Intra-REC trade and overlapping membership: review of COMESA, EAC and SADC
This paper analyses trade between the three Regional Economic Communities (RECs) of the Common Market for Eastern and Southern Africa (COMESA), the African Economic Community (EAC), and the Southern African Development Community (SADC) using trade data from the International Trade Centre (ITC). The data is generally ranked by 2013 as that is the most consistently and seemingly comprehensive reporting available.
Examining each REC in turn we find that both Rwanda and Uganda export around half of their totals to COMESA, with DRC and Burundi around 20%, Zambia and Malawi around 15% and the rest below this figure.
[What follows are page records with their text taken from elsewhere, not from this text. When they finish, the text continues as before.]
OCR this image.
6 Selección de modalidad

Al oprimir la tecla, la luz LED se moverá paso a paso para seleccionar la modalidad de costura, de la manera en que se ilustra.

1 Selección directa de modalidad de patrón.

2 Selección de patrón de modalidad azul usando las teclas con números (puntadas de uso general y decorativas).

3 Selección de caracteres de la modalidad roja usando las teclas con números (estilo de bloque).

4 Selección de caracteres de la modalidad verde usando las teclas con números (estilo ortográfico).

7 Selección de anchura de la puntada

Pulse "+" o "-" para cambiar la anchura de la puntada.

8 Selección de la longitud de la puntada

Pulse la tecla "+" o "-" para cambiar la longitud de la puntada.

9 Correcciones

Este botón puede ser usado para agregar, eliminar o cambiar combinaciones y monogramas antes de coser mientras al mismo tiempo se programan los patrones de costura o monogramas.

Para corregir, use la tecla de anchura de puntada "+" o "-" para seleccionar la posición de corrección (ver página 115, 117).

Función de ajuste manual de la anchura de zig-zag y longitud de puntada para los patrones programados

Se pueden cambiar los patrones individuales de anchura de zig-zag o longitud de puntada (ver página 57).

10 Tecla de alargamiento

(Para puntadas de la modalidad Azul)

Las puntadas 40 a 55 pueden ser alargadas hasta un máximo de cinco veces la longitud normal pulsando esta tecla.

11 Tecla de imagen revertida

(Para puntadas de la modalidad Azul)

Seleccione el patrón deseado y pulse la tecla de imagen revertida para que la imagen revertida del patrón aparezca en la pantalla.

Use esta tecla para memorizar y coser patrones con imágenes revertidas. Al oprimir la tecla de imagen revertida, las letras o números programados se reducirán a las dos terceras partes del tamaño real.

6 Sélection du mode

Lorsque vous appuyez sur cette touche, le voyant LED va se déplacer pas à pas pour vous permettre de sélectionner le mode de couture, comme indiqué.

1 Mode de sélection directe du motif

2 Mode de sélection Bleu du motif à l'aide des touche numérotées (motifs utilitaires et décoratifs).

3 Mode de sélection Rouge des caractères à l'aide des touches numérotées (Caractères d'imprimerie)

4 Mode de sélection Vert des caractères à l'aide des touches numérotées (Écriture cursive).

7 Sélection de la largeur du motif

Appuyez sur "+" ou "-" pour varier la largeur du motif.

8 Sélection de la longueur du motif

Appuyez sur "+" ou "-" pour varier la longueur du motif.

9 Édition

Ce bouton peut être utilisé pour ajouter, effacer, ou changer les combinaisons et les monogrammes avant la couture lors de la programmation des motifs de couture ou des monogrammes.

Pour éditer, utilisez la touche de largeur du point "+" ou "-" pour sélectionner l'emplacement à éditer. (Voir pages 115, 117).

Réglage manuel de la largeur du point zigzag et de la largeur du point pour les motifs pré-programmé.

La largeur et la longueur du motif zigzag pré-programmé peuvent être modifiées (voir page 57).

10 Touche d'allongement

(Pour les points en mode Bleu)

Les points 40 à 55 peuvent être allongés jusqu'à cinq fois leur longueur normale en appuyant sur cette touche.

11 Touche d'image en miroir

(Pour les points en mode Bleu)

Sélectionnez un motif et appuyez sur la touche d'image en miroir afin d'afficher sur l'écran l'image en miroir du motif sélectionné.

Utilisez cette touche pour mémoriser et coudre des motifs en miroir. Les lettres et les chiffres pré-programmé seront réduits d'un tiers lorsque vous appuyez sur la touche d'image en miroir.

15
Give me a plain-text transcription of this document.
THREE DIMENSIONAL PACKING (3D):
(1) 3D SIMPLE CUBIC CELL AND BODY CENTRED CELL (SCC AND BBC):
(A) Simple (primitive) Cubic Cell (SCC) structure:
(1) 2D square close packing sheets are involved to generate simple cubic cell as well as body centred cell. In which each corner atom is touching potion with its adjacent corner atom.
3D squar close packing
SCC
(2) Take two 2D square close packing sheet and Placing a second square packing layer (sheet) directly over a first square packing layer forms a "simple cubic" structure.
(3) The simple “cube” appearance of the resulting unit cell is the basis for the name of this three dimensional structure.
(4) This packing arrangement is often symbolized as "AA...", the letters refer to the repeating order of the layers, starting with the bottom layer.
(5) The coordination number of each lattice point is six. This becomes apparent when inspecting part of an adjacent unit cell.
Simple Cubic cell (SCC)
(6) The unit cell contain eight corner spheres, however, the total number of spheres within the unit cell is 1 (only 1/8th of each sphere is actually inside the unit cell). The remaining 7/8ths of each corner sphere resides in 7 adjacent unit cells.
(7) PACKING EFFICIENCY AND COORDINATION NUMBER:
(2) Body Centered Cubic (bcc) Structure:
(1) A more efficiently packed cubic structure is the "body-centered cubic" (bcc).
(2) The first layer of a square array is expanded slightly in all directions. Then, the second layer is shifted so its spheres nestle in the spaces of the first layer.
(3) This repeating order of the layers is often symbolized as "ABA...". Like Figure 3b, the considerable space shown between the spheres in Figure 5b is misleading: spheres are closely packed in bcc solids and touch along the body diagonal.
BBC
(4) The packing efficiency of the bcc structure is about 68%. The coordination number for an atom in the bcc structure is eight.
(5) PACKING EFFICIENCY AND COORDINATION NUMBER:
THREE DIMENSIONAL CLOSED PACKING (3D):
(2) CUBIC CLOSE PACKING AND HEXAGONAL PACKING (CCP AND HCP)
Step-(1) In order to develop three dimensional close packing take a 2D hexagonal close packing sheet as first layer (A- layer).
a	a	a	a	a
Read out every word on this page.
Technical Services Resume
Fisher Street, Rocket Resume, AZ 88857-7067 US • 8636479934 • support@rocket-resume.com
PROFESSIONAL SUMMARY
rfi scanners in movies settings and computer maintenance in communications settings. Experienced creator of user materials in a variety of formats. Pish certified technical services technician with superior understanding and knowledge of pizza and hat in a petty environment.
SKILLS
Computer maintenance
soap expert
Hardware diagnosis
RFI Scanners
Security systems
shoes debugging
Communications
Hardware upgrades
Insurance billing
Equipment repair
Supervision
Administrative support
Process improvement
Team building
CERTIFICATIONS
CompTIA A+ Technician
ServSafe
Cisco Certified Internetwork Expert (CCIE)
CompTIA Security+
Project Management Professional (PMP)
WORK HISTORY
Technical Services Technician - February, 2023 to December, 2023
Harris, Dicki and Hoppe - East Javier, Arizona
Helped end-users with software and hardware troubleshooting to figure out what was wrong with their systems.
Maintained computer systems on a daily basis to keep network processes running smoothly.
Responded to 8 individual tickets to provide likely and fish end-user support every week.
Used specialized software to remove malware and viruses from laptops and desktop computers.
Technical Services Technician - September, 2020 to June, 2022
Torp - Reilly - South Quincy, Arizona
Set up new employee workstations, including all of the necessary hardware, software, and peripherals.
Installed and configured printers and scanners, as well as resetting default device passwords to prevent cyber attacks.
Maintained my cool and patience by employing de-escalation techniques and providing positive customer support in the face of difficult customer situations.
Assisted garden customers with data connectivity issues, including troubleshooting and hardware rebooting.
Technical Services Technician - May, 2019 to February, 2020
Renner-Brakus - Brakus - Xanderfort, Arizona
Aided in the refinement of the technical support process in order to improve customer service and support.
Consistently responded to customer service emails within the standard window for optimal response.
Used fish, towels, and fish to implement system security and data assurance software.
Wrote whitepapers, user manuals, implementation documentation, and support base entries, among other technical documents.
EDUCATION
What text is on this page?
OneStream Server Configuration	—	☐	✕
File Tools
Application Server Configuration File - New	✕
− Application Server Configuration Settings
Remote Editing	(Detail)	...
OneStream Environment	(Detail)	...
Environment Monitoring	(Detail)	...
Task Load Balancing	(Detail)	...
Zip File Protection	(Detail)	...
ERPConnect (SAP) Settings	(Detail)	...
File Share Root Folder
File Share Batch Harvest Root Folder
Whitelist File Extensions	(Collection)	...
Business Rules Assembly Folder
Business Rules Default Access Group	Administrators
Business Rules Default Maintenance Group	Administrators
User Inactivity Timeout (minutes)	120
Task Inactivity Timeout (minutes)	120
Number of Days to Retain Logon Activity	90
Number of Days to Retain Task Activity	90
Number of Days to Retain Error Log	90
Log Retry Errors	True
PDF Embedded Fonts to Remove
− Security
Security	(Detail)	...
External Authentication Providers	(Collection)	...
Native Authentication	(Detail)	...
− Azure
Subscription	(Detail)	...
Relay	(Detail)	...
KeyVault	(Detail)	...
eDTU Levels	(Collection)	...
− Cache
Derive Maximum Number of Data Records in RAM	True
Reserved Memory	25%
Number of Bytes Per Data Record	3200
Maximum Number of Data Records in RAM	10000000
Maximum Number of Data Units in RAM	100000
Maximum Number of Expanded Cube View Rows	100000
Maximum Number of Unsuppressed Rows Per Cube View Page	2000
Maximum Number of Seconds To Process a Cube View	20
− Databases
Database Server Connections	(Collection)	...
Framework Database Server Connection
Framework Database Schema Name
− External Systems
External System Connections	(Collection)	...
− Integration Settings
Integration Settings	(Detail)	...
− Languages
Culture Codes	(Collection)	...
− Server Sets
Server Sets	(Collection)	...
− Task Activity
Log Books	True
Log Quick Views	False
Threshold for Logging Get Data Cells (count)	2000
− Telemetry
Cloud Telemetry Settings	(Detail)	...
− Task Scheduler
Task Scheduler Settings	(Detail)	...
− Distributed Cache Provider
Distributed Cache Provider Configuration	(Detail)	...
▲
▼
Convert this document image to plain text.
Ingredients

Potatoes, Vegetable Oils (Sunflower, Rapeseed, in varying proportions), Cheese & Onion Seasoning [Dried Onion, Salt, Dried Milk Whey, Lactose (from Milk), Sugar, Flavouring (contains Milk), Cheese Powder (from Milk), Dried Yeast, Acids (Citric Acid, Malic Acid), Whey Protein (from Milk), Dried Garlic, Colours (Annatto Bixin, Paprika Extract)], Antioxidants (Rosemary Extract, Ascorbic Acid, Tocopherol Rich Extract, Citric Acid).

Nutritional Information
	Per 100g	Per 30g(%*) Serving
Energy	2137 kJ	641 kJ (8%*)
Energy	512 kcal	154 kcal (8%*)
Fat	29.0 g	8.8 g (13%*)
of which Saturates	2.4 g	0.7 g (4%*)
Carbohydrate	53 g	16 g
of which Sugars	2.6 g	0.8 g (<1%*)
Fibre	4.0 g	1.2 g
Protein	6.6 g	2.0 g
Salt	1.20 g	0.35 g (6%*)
Libya with less than 0.5% is the outlier. Within the EAC, Kenya is the largest intra-EAC exporter with a share that varies around one-half while Uganda, Rwanda and Tanzania have similar shares of around 15% to 20%. Rwanda reports that some 72% of its exports were destined for EAC during 2013, but the data for other years varies significantly. As expected, South Africa dominates the intra-SADC exports with a share around 50% to 60%.
Next is a group of eight members with shares that are all generally grouped between 3% and 8%. By shares of exports destined for SADC, Zimbabwe reports that over 90% of its exports are in this category, and both Swaziland and Namibia report around 50% to 60%. Angola, like fellow oil exporter Libya in COMESA, has a very low share of around 3% only destined for SADC.
Overlapping memberships are a major feature of the RECs, and we must be careful to assess the overall impact of these to avoid double-counting intra-REC trade. We have taken two subcategories of each REC: (a) ‘pure’ trade entails intra-REC trade that excludes trade counted as intra-regional trade in another REC as both partners are members in common of another REC, whereas (b) ‘geographical’ trade entails all REC members which are arbitrarily assigned to their logical geographical regions. Pure trade is a subset of the full data while geographical trade in turn is a subset of pure trade.
There are, of course, several issues related to these definitions that suggest that we are taking an almost naive approach but this approach does highlight the overlapping issue. We have only assessed exports under these definitions, and ‘pure’ entails only intra-REC trade.